Однажды я Бродскому подарила книгу Роберта Бертона "Анатомия меланхолии", он был поражен тем, что никогда ни о книге, ни об авторе не слыхал, что, естественно, заставило его сразу же погрузиться в состояние меланхолии. Кстати, Бродский был очень щедрым и сам часто раздаривал книги, не только написанные им, но и те, которые он особенно ценил. Например, мне он подарил своего старого потрепанного Козьму Пруткова, для меня это самый ценный подарок, так как эта книга долго была рядом с ним и много чего впитала из его жизни.
Бродский не любил ни русофобов, ни русофилов и в присутствии русофоба мог запросто превратиться в русофила, а в присутствии русофила — в русофоба. Ему свойственно было менять свои позиции в качестве реакции на раздражающего собеседника.

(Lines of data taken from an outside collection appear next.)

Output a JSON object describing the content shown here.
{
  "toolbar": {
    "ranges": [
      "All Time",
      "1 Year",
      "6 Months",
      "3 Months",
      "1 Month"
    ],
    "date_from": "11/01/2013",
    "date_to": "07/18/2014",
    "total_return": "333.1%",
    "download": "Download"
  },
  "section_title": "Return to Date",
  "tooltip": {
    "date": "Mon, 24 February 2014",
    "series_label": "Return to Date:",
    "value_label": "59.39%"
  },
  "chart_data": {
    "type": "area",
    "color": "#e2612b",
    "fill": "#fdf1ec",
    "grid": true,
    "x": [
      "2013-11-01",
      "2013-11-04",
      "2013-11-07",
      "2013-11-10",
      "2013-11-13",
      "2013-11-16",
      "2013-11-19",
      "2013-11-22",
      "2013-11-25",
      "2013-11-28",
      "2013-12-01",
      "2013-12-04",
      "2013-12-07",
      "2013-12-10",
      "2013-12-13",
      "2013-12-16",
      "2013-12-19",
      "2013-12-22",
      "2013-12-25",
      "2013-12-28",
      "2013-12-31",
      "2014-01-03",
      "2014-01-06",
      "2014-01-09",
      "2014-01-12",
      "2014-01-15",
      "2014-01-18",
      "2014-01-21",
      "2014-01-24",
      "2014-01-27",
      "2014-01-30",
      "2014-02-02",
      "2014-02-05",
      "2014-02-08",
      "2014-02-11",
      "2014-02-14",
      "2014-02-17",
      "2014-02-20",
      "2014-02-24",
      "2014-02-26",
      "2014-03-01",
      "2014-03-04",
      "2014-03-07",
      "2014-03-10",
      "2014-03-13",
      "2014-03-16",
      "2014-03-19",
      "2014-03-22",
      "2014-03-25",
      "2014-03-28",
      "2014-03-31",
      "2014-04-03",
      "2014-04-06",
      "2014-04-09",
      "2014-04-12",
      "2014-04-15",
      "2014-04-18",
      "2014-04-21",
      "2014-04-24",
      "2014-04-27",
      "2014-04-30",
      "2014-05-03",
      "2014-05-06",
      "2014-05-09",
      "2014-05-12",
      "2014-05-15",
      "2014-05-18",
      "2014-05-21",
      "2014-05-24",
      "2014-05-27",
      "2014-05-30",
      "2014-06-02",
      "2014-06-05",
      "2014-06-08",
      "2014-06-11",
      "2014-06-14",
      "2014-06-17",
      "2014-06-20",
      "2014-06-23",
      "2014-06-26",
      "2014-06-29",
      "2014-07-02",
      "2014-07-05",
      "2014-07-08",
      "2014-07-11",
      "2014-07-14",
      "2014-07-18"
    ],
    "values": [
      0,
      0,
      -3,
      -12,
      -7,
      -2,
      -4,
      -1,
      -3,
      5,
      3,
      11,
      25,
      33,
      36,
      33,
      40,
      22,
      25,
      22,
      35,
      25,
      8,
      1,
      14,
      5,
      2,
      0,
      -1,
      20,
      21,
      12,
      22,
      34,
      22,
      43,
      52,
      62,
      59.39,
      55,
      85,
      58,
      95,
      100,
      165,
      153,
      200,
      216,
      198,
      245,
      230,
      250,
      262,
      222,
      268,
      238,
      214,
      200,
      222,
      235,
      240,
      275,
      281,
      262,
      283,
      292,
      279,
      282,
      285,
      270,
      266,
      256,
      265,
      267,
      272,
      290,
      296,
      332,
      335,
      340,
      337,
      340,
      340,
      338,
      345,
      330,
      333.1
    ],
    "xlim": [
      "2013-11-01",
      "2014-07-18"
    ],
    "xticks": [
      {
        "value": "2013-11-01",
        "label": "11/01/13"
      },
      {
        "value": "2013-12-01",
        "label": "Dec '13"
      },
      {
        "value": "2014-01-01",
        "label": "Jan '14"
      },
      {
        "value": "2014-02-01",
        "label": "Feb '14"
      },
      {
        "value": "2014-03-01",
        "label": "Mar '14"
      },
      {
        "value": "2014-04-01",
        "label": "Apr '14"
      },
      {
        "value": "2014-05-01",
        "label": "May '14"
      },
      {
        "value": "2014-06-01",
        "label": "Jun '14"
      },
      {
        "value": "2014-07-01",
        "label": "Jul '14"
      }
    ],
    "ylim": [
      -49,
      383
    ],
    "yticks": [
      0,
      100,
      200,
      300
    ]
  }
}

Но тут надо Бродскому отдать должное, он очень много сделал для того, чтобы изменять курс или направление левой нью-йоркской интеллигенции, одним своим появлением на берегах Гудзона Иосиф их выпрямил и перестроил. До его приезда они только и делали, что выли по поводу американского вмешательства в дела Латинской Америки, а об СССР в основном молчали, ну и только благодаря диалогу и общению Бродского с Сюзан Зонтаг эта изначально просоветская, левая нью-йоркская интеллигенция существенно поправела. У них в сознании произошел такой же парадигматическии сдвиг, как и у других знаменитых советских попутчиков, французских новых философов. Вообще, Нью-Йорк Бродского — это целая тема для диссертации, ибо он этот город дикой хваткой перехватил и отбил у всех других писателей, ну кроме Довлатова. Я родилась в этом городе и должна признаться, что с тех пор, как я познакомилась с Бродским, Нью- Йорк перестал для меня существовать отдельно от Бродского. Город с поэтом для меня окончательно переплелись.
Сочинять стихи в присутствии других несколько кощунственно, в этом есть что-то театральное: как можно плакать о "музе", когда либо она, либо кто-то другой находится рядом?
Тем не менее Бродский любил показывать свои свежеиспеченные произведения, даже незаконченные, и если ему особенно нравилось какое-нибудь место, читал вслух и мог в процессе чтения вслух или перечитывания что-нибудь поменять. Где-то у меня сохранились гранки одного из его изданий на английском.
Я помню, когда он выступал в Сан-Франциско в 1984 году, он читал свои стихи и на русском и на английском, во время своего выступления он был не в ударе и сильно волновался, особенно по поводу своего чтения на английском. Ради того, чтобы немножко взбодриться после выступления, он поделился своими новыми стихами, которые вошли в сборник "К Урании", ну а я с ним поделилась некоторыми своими сонетами.